Letting go
Sometimes we don’t want to live anymore. We feel that we’ve lived through or caused so much pain and broken our lives so thoroughly that it seems like death would be easier, gentler, and healthier.
This mindset is common for addicts. Many of us have (or think we have) done terrible things and caused a great deal of harm, and the weight of these histories can be crippling. One of our residents has been feeling this way a lot this week. Despite making some incredible progress in recent months and being a dedicated and helpful community member, he relapsed again this week, and he’s been feeling that he would probably be better off dead.
Tonight we took him out to a remote beach on the coast. First we talked about the nature of the world around us; we looked at the vast spray of stars and the massive, rolling breakers coming in on the beach. We talked about how we are part of that, and that there is a broader energy that we are also part of, along with the sea and the sand and the forest. Then we said a prayer together; we prayed for strength and guidance as we approached some hard work. Once we had prayed, we talked about all the reasons he wanted to die. Then, while thinking about this brutal and painful history, he went and got a stone; as large a stone as he could carry. He staggered back with this massive rock, splay-legged, and put it down in front of us with a resonant thud. It was a dark and pointy rock, shaped a lot like a 3 ft tall shark’s tooth.
We talked about how when we want to die, it is because there is a part of us that are ready to die. Sometimes those parts of us will fight hard to stay, so together, we sat and named all the things this man is leaving behind. His shame about how he failed his family. His guilt about the harm he has caused. His grief at the myriad losses he has suffered. Many, many detailed examples of grief and shame and guilt were named to this stone. We sat together sobbing over the harm that he has done, and the pain it has caused. He knelt in silence with his hands on this rock pouring all the things he couldn’t say into it. Over and over, we asked: “What else?” and he would dig and find deep-rooted pieces of grief and shame and guilt. He would name them, and we would acknowledge how terrible some of his actions had been. We cried for the harm and the grief. Then he took a heavy steel chain and firmly bound all this shame and guilt to this stone. He put a heavy padlock on it so that all these heavy things he has carried that have been bogging him down and preventing him from stepping into the person he is meant to be would stay with this stone, the chain could never be undone. This man has done his time. His family has forgiven him. He is working to build a better life, and these massive pieces of grief have been binding him to this old life, and feeding his addiction. He was finally ready to let that go.

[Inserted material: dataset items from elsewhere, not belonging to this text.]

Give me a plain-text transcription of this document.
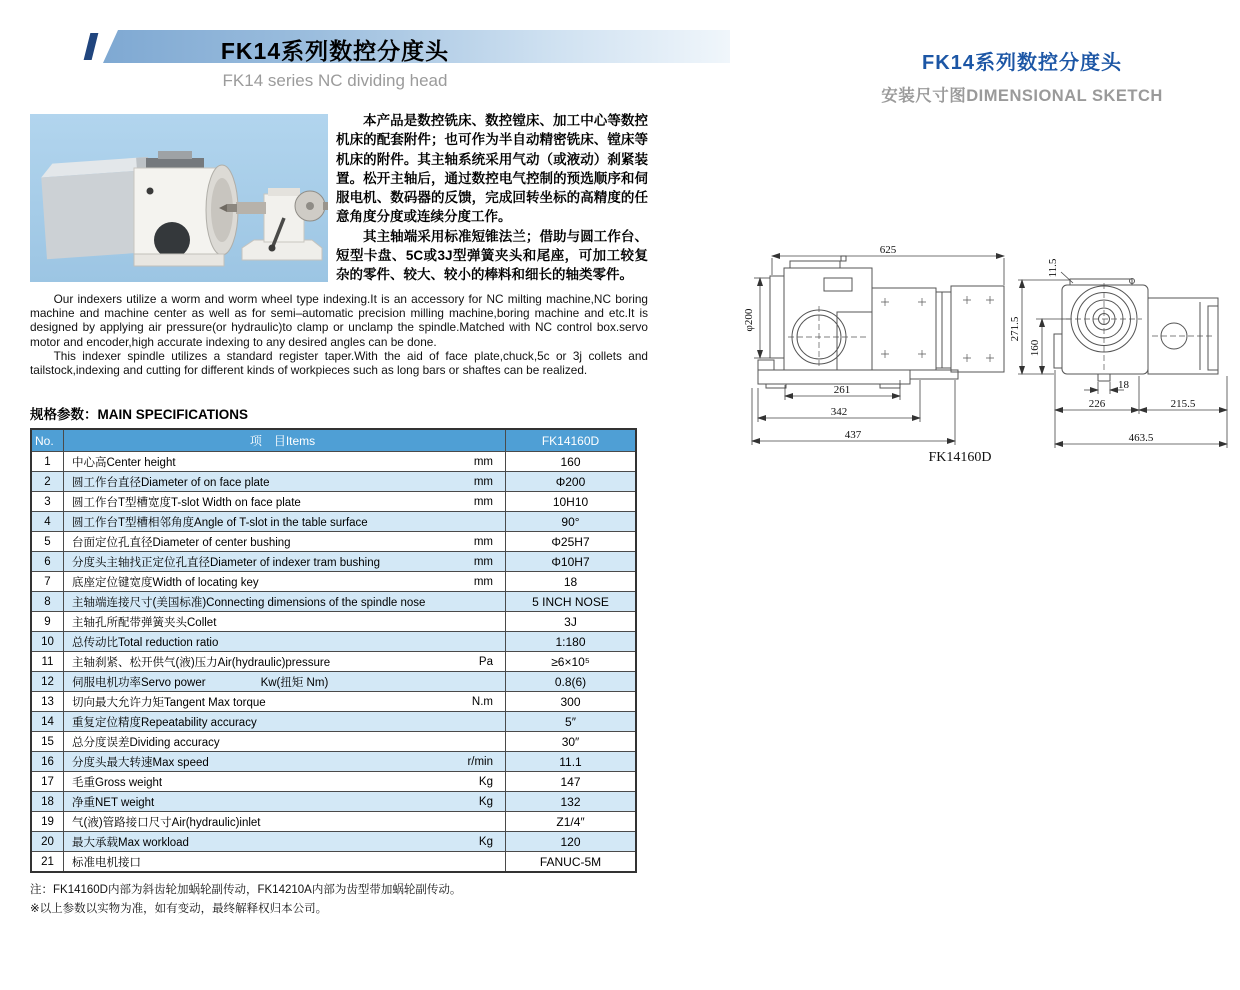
FK14系列数控分度头
FK14 series NC dividing head
FK14系列数控分度头
安装尺寸图DIMENSIONAL SKETCH

本产品是数控铣床、数控镗床、加工中心等数控机床的配套附件；也可作为半自动精密铣床、镗床等机床的附件。其主轴系统采用气动（或液动）刹紧装置。松开主轴后，通过数控电气控制的预选顺序和伺服电机、数码器的反馈，完成回转坐标的高精度的任意角度分度或连续分度工作。

其主轴端采用标准短锥法兰；借助与圆工作台、短型卡盘、5C或3J型弹簧夹头和尾座，可加工较复杂的零件、较大、较小的棒料和细长的轴类零件。

Our indexers utilize a worm and worm wheel type indexing.It is an accessory for NC milting machine,NC boring machine and machine center as well as for semi–automatic precision milling machine,boring machine and etc.It is designed by applying air pressure(or hydraulic)to clamp or unclamp the spindle.Matched with NC control box.servo motor and encoder,high accurate indexing to any desired angles can be done.

This indexer spindle utilizes a standard register taper.With the aid of face plate,chuck,5c or 3j collets and tailstock,indexing and cutting for different kinds of workpieces such as long bars or shaftes can be realized.

规格参数：MAIN SPECIFICATIONS
No.	项　目Items	FK14160D
1	中心高Center height	mm	160
2	圆工作台直径Diameter of on face plate	mm	Φ200
3	圆工作台T型槽宽度T-slot Width on face plate	mm	10H10
4	圆工作台T型槽相邻角度Angle of T-slot in the table surface	90°
5	台面定位孔直径Diameter of center bushing	mm	Φ25H7
6	分度头主轴找正定位孔直径Diameter of indexer tram bushing	mm	Φ10H7
7	底座定位键宽度Width of locating key	mm	18
8	主轴端连接尺寸(美国标准)Connecting dimensions of the spindle nose	5 INCH NOSE
9	主轴孔所配带弹簧夹头Collet	3J
10	总传动比Total reduction ratio	1:180
11	主轴刹紧、松开供气(液)压力Air(hydraulic)pressure	Pa	≥6×10⁵
12	伺服电机功率Servo power	Kw(扭矩 Nm)	0.8(6)
13	切向最大允许力矩Tangent Max torque	N.m	300
14	重复定位精度Repeatability accuracy	5″
15	总分度误差Dividing accuracy	30″
16	分度头最大转速Max speed	r/min	11.1
17	毛重Gross weight	Kg	147
18	净重NET weight	Kg	132
19	气(液)管路接口尺寸Air(hydraulic)inlet	Z1/4″
20	最大承载Max workload	Kg	120
21	标准电机接口	FANUC-5M
注：FK14160D内部为斜齿轮加蜗轮副传动，FK14210A内部为齿型带加蜗轮副传动。
※以上参数以实物为准，如有变动，最终解释权归本公司。
625
φ200
261
342
437
FK14160D
11.5
271.5
160
18
226	215.5
463.5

So for the last time, he picked up the crushing weight of all his shame and grief. He walked out into the wild surf; the tall waves knocking him back and forth. He went out and with a heroic display of strength, he cast that chain-bound rock away from himself, into the depths of the sea. He stood there and watched the great, eternal Ocean take all that impossibly heavy grief and bitterness away from him.

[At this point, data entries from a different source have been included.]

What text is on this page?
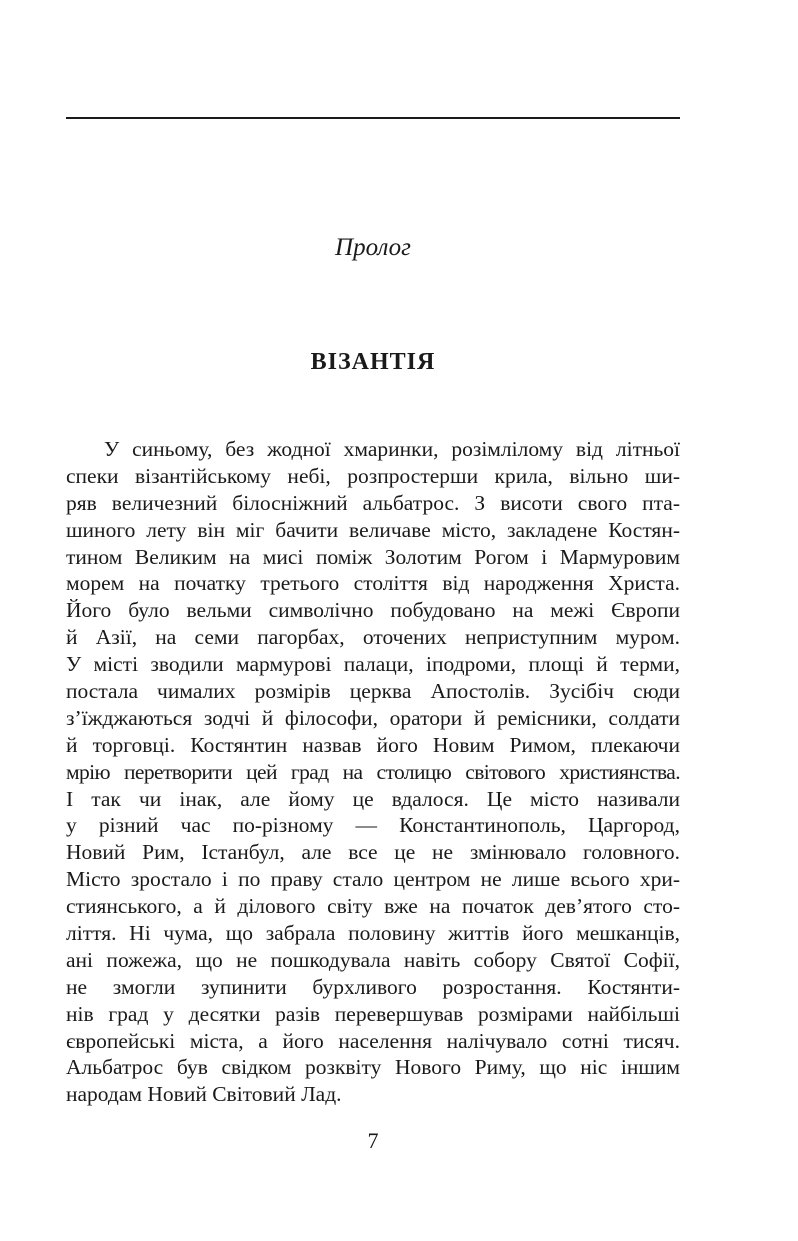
Пролог
ВІЗАНТІЯ
У синьому, без жодної хмаринки, розімлілому від літньої
спеки візантійському небі, розпростерши крила, вільно ши-
ряв величезний білосніжний альбатрос. З висоти свого пта-
шиного лету він міг бачити величаве місто, закладене Костян-
тином Великим на мисі поміж Золотим Рогом і Мармуровим
морем на початку третього століття від народження Христа.
Його було вельми символічно побудовано на межі Європи
й Азії, на семи пагорбах, оточених неприступним муром.
У місті зводили мармурові палаци, іподроми, площі й терми,
постала чималих розмірів церква Апостолів. Зусібіч сюди
з’їжджаються зодчі й філософи, оратори й ремісники, солдати
й торговці. Костянтин назвав його Новим Римом, плекаючи
мрію перетворити цей град на столицю світового християнства.
І так чи інак, але йому це вдалося. Це місто називали
у різний час по-різному — Константинополь, Царгород,
Новий Рим, Істанбул, але все це не змінювало головного.
Місто зростало і по праву стало центром не лише всього хри-
стиянського, а й ділового світу вже на початок дев’ятого сто-
ліття. Ні чума, що забрала половину життів його мешканців,
ані пожежа, що не пошкодувала навіть собору Святої Софії,
не змогли зупинити бурхливого розростання. Костянти-
нів град у десятки разів перевершував розмірами найбільші
європейські міста, а його населення налічувало сотні тисяч.
Альбатрос був свідком розквіту Нового Риму, що ніс іншим
народам Новий Світовий Лад.
7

The man who walked back out of the wild ocean under the spray of the Milky Way on that sandy beach nested between fir forests was not the same man who went in. He was freer and lighter and brighter. We cleansed him with smoke from cedar and sage, and we welcomed him back. We hurled the key to the lock far, far into the deeps, and affirmed that he will not carry any of that back with him, nor to go looking for it. We sat and prayed again; we prayed that he would deeply and truly let all of that weight go. We prayed that he would turn his incredible strengths and talents towards health and wellness. We prayed that he would forget the broken forms of masculinity that he was leaving behind and begin to embody the deeper, older ways of being a man. We prayed that he would become the Sun, blazing his brilliant trail across the sky. That he would become the Spark of life that ignites the seed from the dark soil. That he would become the proud Buck leaping across woodland stream, the silent Coyote flowing fleet-footed through the night, the distant Hawk with his keening cry far overhead. We prayed that he would begin to feel himself as part of the incredible, infinite world around him; with the full power and responsibility that brings.
For the first time, he spoke a prayer. He offered a beautiful, halting prayer of gratitude. Gratitude for his lightness, for his community, for the opportunity to let this weight go. I have never heard a more genuine prayer than this first, stumbling, sea-soaked offering to the starry night from this beautiful man working to build a better life.
He was given a few items to carry with him to remind him of this work, and took a pebble from the beach as a reminder that he has let that weight go. As we towelled off and pulled our boots on, he could not stop talking about how light he felt, and how beautiful the night was. The drive back was full of laughter and love. Upon returning home to The Friend’s House, he said this: “I never knew what it felt like to let things go. I’ve been trying for years, and talked about it a lot; but what we just did… chaining it to that rock and just letting it go like that… I never knew you could do that. It feels amazing. I can tell I’m going to sleep well tonight. Thank you.”
The work of recovery looks different for everyone, and this man’s work is by no means over. He will still struggle and may even relapse again. Brick by brick, however, we are building healthier, stronger people and healthier, stronger communities. It is an honor to be part of this work, and tonight was a good night for healing.